I am trying to write a function that replaces the missing values of selected variables in a data frame with their lagged values (I am using a one obs. lag) in R. I have successfully written the following for loop to do this:
testdata <- data.frame(x1 = c(1:10),
x2 = c(4, 3, NA, 7, 8, NA, 9, NA, 10, 11),
x3 = c(4, 3, NA, 7, 8, NA, 9, NA, NA, 11),
x4 = c("a", NA, NA, "d", "e", NA, "f", NA, "g", NA))
for (j in 2:4){
for (i in 1:10){
if(is.na(testdata[i, j])){
testdata[i, j] <- testdata[i - 1, j]
}}}
The for loop works fine, however will I generalize this code and write it in a function the function create an empty list.
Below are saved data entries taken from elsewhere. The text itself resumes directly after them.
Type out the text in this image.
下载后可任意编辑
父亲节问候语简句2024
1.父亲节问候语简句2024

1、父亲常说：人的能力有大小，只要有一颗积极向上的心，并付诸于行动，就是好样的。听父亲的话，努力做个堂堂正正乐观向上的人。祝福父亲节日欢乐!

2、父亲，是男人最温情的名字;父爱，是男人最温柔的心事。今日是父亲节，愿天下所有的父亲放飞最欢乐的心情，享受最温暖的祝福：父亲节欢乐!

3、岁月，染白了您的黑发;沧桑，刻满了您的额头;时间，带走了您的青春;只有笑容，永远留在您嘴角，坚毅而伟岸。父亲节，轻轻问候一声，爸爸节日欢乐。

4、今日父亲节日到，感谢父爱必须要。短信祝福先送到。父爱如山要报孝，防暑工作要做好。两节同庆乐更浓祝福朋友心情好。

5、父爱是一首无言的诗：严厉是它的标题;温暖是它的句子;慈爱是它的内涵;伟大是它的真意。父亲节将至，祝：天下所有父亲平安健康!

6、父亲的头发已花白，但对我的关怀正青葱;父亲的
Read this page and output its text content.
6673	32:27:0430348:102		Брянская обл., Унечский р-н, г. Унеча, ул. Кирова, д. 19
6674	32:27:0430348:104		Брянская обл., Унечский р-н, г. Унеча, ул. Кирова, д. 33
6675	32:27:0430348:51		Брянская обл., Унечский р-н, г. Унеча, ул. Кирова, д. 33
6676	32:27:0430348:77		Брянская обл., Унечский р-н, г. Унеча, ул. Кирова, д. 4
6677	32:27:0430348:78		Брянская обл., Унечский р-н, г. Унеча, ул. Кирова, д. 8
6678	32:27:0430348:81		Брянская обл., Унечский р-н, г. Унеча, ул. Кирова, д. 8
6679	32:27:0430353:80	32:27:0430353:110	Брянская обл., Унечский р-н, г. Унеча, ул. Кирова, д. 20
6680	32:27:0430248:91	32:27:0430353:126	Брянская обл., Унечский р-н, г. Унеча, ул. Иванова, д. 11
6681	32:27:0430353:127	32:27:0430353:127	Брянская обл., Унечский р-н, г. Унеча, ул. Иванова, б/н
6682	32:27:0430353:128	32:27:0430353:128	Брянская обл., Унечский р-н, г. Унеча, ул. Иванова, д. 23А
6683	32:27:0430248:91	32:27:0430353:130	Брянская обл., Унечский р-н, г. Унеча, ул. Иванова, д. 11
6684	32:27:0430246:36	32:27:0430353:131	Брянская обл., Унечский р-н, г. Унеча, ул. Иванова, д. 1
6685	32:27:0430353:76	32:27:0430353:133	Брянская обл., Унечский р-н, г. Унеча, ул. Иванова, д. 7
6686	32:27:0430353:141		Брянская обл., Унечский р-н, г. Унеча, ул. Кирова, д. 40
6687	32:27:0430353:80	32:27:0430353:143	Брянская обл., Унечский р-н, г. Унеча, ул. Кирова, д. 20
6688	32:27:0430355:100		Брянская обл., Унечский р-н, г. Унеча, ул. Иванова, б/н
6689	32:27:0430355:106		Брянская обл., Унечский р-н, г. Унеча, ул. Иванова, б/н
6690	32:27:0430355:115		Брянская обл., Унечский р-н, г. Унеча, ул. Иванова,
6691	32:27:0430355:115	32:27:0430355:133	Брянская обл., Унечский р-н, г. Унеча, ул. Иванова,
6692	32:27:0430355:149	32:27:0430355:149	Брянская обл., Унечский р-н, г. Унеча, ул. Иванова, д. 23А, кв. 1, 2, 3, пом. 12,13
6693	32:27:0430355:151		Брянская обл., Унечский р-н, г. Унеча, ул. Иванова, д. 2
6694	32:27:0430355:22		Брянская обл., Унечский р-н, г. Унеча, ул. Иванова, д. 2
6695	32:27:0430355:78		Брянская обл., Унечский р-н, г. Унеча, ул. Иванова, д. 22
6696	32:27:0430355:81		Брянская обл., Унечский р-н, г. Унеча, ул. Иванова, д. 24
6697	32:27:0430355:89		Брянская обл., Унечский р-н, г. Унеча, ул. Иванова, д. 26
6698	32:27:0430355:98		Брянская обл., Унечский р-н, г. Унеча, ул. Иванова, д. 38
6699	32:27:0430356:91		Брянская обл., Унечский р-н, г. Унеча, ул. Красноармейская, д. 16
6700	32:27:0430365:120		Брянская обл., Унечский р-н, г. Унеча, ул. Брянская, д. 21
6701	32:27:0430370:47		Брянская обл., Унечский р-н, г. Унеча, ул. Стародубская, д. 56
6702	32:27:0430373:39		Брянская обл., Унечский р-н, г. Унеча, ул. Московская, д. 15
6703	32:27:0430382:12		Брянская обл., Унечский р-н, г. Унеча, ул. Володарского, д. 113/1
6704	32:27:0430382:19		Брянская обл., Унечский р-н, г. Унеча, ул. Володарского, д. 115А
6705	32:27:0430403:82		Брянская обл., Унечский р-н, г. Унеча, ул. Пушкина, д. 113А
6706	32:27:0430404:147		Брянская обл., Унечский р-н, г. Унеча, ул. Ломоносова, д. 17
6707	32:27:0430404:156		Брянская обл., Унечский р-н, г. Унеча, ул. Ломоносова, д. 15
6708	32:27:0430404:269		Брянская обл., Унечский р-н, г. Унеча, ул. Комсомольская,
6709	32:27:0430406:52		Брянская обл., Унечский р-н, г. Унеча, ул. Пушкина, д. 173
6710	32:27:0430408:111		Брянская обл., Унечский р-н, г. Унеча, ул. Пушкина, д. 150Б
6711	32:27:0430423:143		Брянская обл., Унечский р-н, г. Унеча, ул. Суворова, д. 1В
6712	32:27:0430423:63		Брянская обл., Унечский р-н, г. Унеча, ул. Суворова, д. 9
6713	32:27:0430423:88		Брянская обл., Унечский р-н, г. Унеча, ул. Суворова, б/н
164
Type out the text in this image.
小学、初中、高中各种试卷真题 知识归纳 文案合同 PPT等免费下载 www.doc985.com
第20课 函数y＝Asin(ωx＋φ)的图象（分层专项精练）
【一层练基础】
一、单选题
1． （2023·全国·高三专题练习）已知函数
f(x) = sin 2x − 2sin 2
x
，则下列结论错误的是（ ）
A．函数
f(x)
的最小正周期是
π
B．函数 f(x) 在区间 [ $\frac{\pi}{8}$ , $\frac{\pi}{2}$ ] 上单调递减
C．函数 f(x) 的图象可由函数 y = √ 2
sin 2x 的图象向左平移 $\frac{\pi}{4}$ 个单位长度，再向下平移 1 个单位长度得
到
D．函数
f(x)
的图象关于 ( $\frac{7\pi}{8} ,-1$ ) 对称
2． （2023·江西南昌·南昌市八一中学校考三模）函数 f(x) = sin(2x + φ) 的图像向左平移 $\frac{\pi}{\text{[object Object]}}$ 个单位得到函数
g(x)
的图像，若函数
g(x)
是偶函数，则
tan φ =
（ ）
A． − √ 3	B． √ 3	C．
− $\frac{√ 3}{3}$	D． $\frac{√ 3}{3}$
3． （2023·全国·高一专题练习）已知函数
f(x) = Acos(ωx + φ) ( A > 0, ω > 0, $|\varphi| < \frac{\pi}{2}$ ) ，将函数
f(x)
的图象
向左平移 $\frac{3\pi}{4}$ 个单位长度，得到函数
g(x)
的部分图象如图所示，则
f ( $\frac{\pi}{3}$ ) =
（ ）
The function that I have written is as follows:
fill_null <- function(df, columns, rows){
for (j in columns){
for(i in rows){
if(is.na(df[i, j])){
df[i,j] <- df[i - 1, j]
} else{
df[i, j] <- df[i, j]
}}}}
When I run this function using the following code:
newdf <- fill_null(testdata, 2:4, 1:10)
str(newdf)
I get the following output:
> str(newdf)
NULL
I am wondering why this for loop will work when it is not called in a function but stops working once it is written into a function. I am also wondering if there is an easy way to fix this issue because I have to fill NA with lagged values for several different data frames.